Bu durum çok geçmeden devletleri birbirleri ile rekabete ve dünyayı da 20. asrın başında iki kutuplu hâle getirecekti. Bir tarafta Almanya, Avusturya-Macaristan ve İtalya diğer tarafta ise Fransa, İngiltere ve Rusya bulunuyordu. Dünya patlamaya hazır bir bomba gibi ısınıyordu.
Böylesi nazik bir durumda Osmanlı Devleti tarihinin şanslı devirlerinden birini yaşıyordu diyebiliriz. Zira ülkenin başında otuz yıldır saltanatta olan, dünya dengelerini çok iyi bilen, siyasi deha sahibi II. Abdülhamid Han bulunuyordu. O da, dünyanın yakın bir gelecekte sıcak bir çatışmaya gireceğini görüyor ve buna göre hazırlıklarını yapıyordu.
Nitekim büyük savaştan tam yirmi bir sene önce 14 Temmuz 1893’te padişaha sunulan bir rapor Sultan II. Abdülhamid Han’ın bu öngörüsünü açıkça göstermekteydi. Raporda, dünya savaşının çıkmasının muhtemel ve kesin olduğu tespiti yapıldıktan sonra milletlerarası böyle bir mücadelede Osmanlı’nın ayakta kalabilmesi için gerekli askerî ve teknik hazırlıklara işaret edilmiş, özellikle tersane ve fabrikalar üzerinde durulmuştu. (Ahmet Uçar, “Sultan II. Abdülhamid I. Dünya Savaşı’nın Çıkacağını Biliyor muydu?” Derin Tarih, sy. 87, Haziran 2019, s. 18-21)
Dolayısıyla padişah dünyanın vaziyetini yakinen takip ediyor ve ona göre hem silahlanma hem hazırlık hem tabyaların güçlendirilmesi hem de ittifaklar konusunda gerekli adımları atıyordu. Hiçbir devleti doğrudan düşman olarak görmemeye azami dikkat ediyor ve hemen hepsi ile de stratejik ortaklıklar kuruyordu.
Basra’yı peşkeş çektiler!
Dünyanın büyük bir çatışmanın eşiğinde olduğunu gören II. Abdülhamid Han’ın hedefi; ne pahasına olursa olsun bu ateşten uzak durup, büyük devletlerin birbirini mahvetmesini izlemek ve harbin sonunda yıpranmamış bir hâlde siyasetini yürütmekti.

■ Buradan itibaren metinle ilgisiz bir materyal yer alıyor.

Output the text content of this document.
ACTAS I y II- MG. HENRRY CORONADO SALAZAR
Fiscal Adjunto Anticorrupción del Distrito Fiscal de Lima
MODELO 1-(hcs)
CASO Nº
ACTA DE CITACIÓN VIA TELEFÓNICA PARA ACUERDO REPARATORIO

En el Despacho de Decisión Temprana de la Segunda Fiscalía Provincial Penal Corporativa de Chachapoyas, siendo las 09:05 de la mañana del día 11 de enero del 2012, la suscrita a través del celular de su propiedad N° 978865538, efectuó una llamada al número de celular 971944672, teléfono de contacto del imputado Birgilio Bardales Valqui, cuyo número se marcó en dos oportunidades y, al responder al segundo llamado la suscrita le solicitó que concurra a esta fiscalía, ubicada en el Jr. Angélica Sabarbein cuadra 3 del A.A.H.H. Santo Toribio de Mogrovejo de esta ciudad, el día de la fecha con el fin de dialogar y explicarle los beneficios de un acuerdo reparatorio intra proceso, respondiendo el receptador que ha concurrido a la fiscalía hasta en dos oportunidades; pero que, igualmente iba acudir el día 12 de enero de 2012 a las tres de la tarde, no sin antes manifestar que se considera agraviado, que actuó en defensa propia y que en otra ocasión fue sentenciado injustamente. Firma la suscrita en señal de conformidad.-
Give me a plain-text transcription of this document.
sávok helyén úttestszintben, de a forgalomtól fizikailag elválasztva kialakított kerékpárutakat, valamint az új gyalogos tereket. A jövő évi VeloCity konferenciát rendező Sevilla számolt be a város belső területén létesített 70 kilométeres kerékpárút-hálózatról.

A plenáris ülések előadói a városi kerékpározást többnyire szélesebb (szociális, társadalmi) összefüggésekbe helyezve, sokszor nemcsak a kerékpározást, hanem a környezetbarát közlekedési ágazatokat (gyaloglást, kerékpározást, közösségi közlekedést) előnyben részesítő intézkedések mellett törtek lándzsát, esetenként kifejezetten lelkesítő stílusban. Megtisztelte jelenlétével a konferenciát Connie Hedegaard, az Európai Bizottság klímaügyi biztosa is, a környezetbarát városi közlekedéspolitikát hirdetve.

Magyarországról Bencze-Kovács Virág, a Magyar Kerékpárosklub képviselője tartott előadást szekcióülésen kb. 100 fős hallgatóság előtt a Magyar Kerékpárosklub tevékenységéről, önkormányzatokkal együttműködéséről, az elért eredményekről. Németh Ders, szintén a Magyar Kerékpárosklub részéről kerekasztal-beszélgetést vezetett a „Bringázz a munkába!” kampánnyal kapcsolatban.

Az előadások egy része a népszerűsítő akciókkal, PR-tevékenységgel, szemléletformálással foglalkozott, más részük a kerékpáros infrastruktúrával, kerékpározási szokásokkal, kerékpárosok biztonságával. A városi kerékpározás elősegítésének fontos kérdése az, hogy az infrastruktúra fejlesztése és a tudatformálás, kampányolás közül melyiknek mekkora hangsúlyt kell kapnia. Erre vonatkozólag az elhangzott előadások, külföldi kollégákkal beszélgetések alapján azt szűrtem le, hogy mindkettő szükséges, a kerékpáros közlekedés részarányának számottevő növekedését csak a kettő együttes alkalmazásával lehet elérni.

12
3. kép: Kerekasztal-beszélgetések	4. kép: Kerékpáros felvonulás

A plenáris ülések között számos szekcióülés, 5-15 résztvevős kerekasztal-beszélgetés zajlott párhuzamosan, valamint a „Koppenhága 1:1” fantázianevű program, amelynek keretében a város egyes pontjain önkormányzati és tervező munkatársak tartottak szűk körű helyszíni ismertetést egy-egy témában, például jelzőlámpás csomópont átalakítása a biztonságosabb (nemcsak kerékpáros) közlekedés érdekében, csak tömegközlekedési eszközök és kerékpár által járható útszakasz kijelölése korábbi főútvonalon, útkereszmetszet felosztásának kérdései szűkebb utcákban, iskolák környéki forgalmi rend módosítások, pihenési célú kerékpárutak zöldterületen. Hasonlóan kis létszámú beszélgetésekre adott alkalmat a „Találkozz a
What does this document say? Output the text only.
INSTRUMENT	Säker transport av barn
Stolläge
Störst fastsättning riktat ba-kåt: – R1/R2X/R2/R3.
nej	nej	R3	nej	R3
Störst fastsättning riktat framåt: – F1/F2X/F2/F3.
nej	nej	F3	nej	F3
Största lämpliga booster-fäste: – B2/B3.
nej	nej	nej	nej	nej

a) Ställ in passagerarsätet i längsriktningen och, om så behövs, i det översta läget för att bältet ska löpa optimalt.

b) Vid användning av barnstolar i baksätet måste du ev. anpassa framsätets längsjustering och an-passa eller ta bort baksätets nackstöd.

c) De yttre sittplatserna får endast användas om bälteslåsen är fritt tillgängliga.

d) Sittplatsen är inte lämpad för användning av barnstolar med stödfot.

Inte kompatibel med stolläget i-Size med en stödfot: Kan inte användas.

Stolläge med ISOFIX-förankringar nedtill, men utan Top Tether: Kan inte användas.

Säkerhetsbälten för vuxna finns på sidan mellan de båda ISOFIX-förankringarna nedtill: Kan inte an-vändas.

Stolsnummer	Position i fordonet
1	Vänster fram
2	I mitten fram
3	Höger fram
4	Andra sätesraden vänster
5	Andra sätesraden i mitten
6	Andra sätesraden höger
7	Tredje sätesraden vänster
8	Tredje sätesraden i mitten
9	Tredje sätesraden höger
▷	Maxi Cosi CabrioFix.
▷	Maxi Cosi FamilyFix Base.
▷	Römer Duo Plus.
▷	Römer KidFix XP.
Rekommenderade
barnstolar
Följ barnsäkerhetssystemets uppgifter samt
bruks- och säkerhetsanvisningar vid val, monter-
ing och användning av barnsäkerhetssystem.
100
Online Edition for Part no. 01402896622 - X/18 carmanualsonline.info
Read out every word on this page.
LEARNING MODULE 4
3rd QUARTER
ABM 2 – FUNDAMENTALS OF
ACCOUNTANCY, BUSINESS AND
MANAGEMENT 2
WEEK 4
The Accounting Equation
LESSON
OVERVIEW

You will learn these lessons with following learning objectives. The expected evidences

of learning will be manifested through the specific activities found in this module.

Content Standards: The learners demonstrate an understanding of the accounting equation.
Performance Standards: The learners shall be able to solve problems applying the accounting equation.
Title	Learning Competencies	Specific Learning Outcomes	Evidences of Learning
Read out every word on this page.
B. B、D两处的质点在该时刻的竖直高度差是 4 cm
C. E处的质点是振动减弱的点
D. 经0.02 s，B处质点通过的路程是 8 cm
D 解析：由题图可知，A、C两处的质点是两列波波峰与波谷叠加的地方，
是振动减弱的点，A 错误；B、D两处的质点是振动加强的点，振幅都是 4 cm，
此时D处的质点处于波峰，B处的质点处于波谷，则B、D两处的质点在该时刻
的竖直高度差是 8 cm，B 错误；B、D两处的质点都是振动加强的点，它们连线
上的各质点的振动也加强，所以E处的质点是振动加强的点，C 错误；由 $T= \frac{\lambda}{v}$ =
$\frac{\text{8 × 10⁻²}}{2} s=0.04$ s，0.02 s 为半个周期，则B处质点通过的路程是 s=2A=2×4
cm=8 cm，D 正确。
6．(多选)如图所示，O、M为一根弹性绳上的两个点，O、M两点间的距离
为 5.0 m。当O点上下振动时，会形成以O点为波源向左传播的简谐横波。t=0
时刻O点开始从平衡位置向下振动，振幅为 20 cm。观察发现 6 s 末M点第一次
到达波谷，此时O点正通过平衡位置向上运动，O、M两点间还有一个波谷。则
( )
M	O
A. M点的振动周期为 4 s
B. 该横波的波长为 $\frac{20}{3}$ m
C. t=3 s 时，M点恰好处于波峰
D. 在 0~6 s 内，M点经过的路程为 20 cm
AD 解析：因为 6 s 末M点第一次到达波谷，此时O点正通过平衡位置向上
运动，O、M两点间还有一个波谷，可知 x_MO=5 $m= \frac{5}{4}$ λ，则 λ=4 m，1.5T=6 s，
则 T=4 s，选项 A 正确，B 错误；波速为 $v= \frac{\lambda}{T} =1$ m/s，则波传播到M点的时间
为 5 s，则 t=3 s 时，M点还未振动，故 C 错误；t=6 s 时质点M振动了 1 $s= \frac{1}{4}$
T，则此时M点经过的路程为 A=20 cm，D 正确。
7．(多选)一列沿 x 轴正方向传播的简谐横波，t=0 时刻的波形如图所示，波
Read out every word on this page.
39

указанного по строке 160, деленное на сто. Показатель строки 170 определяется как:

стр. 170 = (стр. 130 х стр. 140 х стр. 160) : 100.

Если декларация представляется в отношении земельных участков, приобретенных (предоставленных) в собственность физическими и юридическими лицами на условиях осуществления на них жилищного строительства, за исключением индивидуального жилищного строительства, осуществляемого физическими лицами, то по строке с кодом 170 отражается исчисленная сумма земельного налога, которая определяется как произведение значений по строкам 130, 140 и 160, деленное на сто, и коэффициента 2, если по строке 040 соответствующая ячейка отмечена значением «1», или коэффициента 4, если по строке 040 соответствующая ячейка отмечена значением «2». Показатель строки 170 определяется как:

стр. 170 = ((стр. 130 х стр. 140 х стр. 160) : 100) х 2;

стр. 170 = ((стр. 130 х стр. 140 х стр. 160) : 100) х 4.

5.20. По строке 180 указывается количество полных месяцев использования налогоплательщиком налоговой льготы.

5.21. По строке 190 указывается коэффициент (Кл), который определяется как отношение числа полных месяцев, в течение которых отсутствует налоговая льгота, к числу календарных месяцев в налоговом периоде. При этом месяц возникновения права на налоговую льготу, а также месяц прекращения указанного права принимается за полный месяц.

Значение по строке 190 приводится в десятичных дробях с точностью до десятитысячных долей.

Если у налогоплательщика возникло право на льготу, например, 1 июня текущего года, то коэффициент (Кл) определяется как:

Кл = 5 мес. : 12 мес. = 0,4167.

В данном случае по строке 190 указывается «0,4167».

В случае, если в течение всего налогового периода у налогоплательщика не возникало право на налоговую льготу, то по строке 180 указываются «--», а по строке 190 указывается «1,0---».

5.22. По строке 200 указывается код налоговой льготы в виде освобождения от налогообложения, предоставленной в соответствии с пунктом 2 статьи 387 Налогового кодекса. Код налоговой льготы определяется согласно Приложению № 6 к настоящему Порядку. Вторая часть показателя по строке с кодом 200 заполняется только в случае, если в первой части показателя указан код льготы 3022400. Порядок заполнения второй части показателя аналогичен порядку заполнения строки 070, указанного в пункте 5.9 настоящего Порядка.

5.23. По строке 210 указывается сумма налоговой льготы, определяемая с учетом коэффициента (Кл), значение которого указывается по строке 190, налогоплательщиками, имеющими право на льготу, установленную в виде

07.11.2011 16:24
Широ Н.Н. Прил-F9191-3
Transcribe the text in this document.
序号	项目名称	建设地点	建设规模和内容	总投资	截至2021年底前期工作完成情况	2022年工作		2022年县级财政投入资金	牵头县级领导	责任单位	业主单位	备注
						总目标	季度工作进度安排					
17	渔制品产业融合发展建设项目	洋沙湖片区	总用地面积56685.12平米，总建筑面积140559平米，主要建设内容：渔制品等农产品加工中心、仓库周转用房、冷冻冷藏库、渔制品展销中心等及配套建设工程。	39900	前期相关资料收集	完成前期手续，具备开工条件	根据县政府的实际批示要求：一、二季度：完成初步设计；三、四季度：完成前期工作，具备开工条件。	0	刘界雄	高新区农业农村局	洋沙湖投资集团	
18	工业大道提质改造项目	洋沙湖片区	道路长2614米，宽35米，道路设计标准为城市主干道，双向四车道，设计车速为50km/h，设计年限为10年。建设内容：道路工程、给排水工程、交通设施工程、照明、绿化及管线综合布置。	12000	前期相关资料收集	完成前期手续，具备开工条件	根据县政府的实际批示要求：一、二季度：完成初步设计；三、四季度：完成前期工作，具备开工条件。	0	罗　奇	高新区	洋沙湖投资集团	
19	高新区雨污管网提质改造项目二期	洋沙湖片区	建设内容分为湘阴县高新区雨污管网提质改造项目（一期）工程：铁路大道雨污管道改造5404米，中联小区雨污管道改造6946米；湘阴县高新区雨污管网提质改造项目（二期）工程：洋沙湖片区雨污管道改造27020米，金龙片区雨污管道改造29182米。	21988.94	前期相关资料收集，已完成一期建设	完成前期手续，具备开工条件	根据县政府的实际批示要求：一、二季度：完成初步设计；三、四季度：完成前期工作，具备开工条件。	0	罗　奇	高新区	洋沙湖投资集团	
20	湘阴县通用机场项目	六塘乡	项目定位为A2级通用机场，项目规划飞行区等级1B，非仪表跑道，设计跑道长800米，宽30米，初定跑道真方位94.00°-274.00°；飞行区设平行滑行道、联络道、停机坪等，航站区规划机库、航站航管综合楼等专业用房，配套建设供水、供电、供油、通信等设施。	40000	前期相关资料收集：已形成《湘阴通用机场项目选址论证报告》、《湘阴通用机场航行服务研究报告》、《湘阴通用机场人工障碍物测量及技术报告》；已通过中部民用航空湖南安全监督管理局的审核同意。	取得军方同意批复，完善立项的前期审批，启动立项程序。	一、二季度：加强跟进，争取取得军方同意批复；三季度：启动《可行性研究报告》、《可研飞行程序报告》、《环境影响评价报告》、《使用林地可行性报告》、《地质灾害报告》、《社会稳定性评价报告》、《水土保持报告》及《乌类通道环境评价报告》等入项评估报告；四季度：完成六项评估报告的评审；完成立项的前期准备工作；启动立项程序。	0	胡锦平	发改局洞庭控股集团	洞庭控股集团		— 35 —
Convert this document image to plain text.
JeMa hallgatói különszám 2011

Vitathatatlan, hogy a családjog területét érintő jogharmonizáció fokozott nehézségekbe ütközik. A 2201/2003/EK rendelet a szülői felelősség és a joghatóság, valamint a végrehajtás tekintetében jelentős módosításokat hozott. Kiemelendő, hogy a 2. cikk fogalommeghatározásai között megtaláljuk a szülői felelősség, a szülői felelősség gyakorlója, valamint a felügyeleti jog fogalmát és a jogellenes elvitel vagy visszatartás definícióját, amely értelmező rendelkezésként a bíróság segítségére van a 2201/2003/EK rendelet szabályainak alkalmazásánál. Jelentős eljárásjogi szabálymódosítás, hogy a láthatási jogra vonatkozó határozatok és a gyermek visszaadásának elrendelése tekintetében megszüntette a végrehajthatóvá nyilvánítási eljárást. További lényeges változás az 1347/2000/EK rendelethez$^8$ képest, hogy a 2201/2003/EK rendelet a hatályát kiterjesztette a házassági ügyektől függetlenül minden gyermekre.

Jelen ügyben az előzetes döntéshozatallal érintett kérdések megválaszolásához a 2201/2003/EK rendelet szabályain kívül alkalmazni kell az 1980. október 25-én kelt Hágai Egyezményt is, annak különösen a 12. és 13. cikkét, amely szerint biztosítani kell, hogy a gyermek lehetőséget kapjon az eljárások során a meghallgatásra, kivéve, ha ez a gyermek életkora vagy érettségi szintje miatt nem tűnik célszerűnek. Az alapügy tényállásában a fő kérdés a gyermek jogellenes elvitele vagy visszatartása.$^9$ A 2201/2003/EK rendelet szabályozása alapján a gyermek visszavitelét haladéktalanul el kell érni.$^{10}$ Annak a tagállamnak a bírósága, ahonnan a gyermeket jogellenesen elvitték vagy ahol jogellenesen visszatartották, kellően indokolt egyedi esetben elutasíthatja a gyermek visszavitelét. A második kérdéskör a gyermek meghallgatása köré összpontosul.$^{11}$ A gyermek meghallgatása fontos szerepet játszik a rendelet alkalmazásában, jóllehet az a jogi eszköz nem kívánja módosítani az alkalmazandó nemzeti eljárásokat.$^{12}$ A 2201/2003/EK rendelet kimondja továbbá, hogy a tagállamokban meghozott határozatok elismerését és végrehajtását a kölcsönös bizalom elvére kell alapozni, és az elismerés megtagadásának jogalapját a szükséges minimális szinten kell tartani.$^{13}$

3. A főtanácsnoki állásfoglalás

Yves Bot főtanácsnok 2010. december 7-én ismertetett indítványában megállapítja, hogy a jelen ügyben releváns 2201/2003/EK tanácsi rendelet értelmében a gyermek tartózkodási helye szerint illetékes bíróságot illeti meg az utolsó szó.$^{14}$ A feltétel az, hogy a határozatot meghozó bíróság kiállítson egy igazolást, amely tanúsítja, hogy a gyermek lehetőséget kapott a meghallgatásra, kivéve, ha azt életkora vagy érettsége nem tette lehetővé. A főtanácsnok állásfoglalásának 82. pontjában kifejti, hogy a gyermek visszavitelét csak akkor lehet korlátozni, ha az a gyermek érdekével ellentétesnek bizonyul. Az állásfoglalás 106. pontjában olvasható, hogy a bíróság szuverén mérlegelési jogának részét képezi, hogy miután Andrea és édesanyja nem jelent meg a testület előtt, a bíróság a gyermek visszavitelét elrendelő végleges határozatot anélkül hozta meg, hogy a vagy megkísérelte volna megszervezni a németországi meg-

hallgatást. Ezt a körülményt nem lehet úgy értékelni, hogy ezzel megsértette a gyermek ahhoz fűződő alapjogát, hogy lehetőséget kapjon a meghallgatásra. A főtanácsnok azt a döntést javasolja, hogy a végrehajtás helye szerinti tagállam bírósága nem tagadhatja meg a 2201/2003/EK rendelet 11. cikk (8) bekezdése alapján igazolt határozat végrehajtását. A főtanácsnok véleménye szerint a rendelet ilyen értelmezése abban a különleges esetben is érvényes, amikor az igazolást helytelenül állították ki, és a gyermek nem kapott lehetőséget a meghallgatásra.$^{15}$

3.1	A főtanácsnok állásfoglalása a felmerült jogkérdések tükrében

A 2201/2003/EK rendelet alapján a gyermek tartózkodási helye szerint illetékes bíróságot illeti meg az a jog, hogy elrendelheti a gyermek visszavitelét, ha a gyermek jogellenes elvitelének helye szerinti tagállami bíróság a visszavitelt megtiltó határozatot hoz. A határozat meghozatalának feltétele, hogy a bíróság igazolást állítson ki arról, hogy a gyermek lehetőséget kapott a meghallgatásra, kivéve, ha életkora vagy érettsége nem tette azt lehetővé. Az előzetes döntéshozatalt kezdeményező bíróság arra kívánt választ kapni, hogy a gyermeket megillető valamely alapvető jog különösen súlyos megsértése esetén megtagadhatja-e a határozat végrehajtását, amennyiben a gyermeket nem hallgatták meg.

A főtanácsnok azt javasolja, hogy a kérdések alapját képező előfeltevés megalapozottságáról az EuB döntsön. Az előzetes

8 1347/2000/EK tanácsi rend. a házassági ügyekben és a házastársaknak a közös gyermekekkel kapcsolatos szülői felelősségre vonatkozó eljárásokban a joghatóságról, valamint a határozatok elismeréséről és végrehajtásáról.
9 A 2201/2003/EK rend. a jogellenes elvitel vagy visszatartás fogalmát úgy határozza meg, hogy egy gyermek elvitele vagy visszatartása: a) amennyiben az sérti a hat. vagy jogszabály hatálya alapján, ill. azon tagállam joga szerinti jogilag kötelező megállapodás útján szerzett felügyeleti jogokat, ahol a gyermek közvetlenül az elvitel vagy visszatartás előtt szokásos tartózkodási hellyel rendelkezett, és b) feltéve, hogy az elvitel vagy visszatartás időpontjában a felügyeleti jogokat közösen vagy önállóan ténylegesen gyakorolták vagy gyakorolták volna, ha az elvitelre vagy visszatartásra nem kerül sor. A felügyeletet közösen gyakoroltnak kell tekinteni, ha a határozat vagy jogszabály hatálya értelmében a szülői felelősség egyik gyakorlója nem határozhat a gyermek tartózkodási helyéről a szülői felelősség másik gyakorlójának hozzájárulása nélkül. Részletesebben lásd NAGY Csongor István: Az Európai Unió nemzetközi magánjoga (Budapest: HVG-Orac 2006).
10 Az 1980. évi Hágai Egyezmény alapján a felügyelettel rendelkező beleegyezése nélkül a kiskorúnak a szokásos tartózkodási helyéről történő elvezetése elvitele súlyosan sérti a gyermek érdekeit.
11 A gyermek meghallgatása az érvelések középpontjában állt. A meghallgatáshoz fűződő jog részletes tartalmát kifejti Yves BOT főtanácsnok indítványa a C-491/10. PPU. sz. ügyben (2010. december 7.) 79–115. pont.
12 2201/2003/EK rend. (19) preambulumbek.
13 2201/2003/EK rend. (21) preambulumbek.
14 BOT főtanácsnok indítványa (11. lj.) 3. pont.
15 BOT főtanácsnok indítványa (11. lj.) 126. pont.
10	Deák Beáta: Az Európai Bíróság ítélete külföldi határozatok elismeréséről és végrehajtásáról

Buna karşılık Cihan Harbinin sonunda galiplerin Osmanlı Devleti’ni paylaşmaya çalışacakları tarihçilerce mutlak olacakmış gibi iddia edilmektedir. Peki II. Abdülhamid Han gibi kurt bir siyasetçi onların tekrar birleşmelerine imkân verecek miydi yahut da savaştan hangisi ne kadar yıpranmış olarak çıkacaktı? Hepsi yeni bir savaşa hazır mı olacaktı? Bunları zerre kadar sorgulamadılar hâlâ da sorgulamıyorlar.
Öte yandan büyük güçler de, 30 yılı aşkın bir süredir dünya siyasetinde mühim rol oynayan, halifelik gibi muazzam bir güce sahip bulunan Abdülhamid Han’ı saf dışı bırakmadan bir Cihan Harbine girmekten endişe ediyorlardı. Bunun için de Osmanlı içindeki padişah muhaliflerini olabildiğince isyana tahrik ve teşvik ediyorlardı.
Sonunda çalışmalar meyvesini verdi! 1907’de ittifakların şekillenmesinden hemen sonra ilk olarak II. Abdülhamid Han, iç piyonlar ile bertaraf edildi. İlk dört yıl içinde Osmanlı hâkimiyeti altındaki yedi ülke göz göre göre gitti. İttihatçılar elindeki İmparatorluğun kolaylıkla tasfiye edileceği açık bir biçimde anlaşılmıştı.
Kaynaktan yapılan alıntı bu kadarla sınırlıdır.